Não faço o elogio de um amigo, mas a análise de uma destacada individualidade, com fundamento na observação que a convivência e a amizade me propiciaram, no perfil traçado pela pluralidade de conceitos dos que escreveram sobre ele e nos artigos, discursos, conferências e ensaios deixados por Odilon, onde se expõem os temas de sua predileção e se revela a sua dimensão de escritor.
É suficiente rememorar as preferências, as amizades, os grandes gestos de Odilon para concluir que neste depoimento não se sobrepõe a subjetividade, o afeto que poderia ampliar as proporções.
A família do espírito, como se se costumam denominar as amizades, ele encontrou entre escritores ou artistas. Relações de intensa reciprocidade cultivadas pela vida inteira, a exemplo de Gilberto Freyre, Manuel Bandeira, José Lins do Rego, Thiago de Mello, Portinari somente para citar alguns dos nomes mais ilustres.

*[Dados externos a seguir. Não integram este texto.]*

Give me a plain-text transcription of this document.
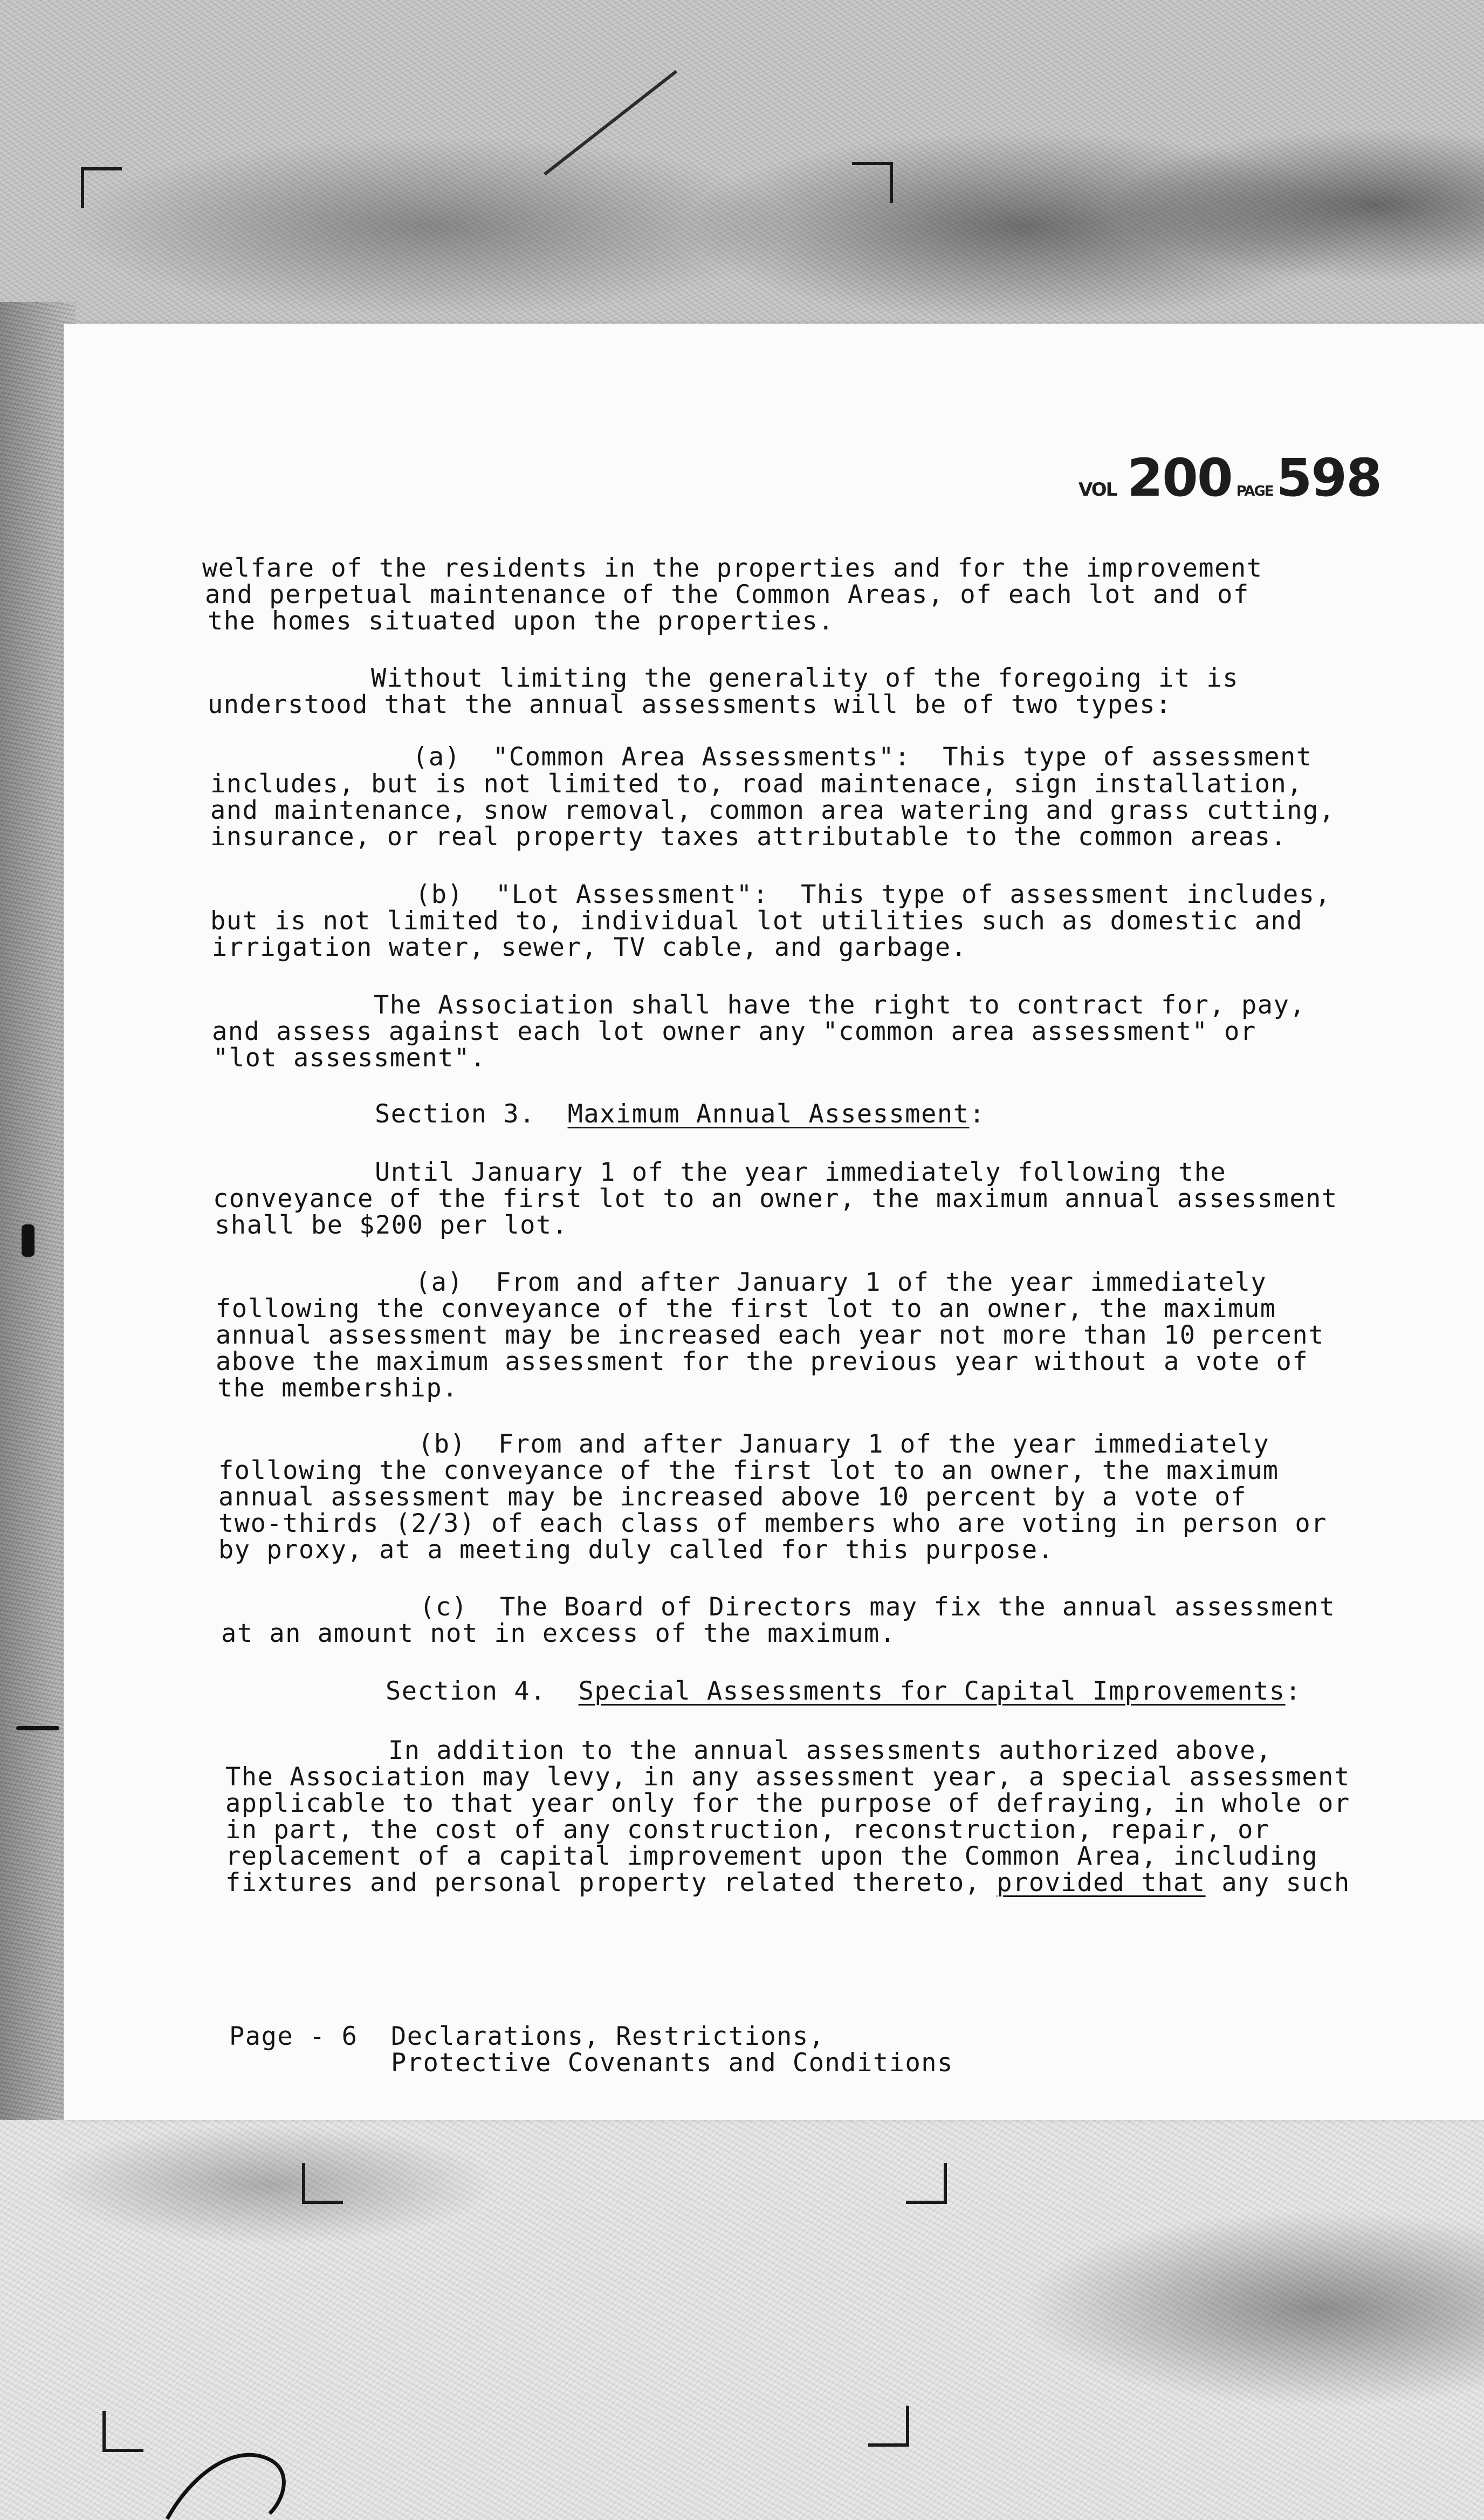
VOL 200 PAGE598
welfare of the residents in the properties and for the improvement
and perpetual maintenance of the Common Areas, of each lot and of
the homes situated upon the properties.
Without limiting the generality of the foregoing it is
understood that the annual assessments will be of two types:
(a)  "Common Area Assessments":  This type of assessment
includes, but is not limited to, road maintenace, sign installation,
and maintenance, snow removal, common area watering and grass cutting,
insurance, or real property taxes attributable to the common areas.
(b)  "Lot Assessment":  This type of assessment includes,
but is not limited to, individual lot utilities such as domestic and
irrigation water, sewer, TV cable, and garbage.
The Association shall have the right to contract for, pay,
and assess against each lot owner any "common area assessment" or
"lot assessment".
Section 3. Maximum Annual Assessment:
Until January 1 of the year immediately following the
conveyance of the first lot to an owner, the maximum annual assessment
shall be $200 per lot.
(a)  From and after January 1 of the year immediately
following the conveyance of the first lot to an owner, the maximum
annual assessment may be increased each year not more than 10 percent
above the maximum assessment for the previous year without a vote of
the membership.
(b)  From and after January 1 of the year immediately
following the conveyance of the first lot to an owner, the maximum
annual assessment may be increased above 10 percent by a vote of
two-thirds (2/3) of each class of members who are voting in person or
by proxy, at a meeting duly called for this purpose.
(c)  The Board of Directors may fix the annual assessment
at an amount not in excess of the maximum.
Section 4. Special Assessments for Capital Improvements:
In addition to the annual assessments authorized above,
The Association may levy, in any assessment year, a special assessment
applicable to that year only for the purpose of defraying, in whole or
in part, the cost of any construction, reconstruction, repair, or
replacement of a capital improvement upon the Common Area, including
fixtures and personal property related thereto, provided that any such
Page - 6 Declarations, Restrictions,
Protective Covenants and Conditions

Ainda muito jovem, conquistou o Recife através de um dos seus belos gestos. Escolhido como líder estudantil de grande destaque para disputar uma vaga de deputado constituinte, Odilon se fez substituir por Gilberto Freyre, alegando a qualificação do mestre a quem tanto admirava. Ganhou o cognome de Príncipe, em referência ao desprendimento e à nobreza desta atitude.
Certa vez, sentiu falta de Manuel Bandeira no Recife. Mandou esculpir por Celso Antônio o busto do poeta e ofereceu de presente ao Estado de Pernambuco. Quando o pé de Tamarindo de Augusto dos Anjos perigava morrer, tendo carcomida a base do seu tronco, ele trouxe o agrônomo Estêvão Strauss para curar aquela ferida. Por esta iniciativa é que ainda existe a árvore em cuja sombra se abriga, simbolicamente, a sombra do poeta.
Assim era Odilon, na devoção aos valores que julgava supremos.
Nada é mais definidor da personalidade que o refúgio da morada. Pois a casa de Odilon e Solange era uma galeria de arte. Um santuário da beleza, da inteligência e da sensibilidade. Quadros, esculturas, lembranças antigas e livros, em vez do luxo ostensivo e vazio. Na biblioteca de trinta mil volumes, o tesouro de Odilon e também o seu coração, segundo a lição do evangelho: “Onde está o vosso tesouro, aí estará também o vosso coração”.
Há os que sonham com iates, jatos supersônicos, ilhas da fantasia ... E encontram nestes símbolos o limite de suas conquistas, o motivo de suas desfiguradas alegrias. Odilon sonhava com livros. Esta é a medida de sua grandeza. Porque um homem se revela, antes de tudo, pela matéria dos seus sonhos e pela qualidade das suas alegrias.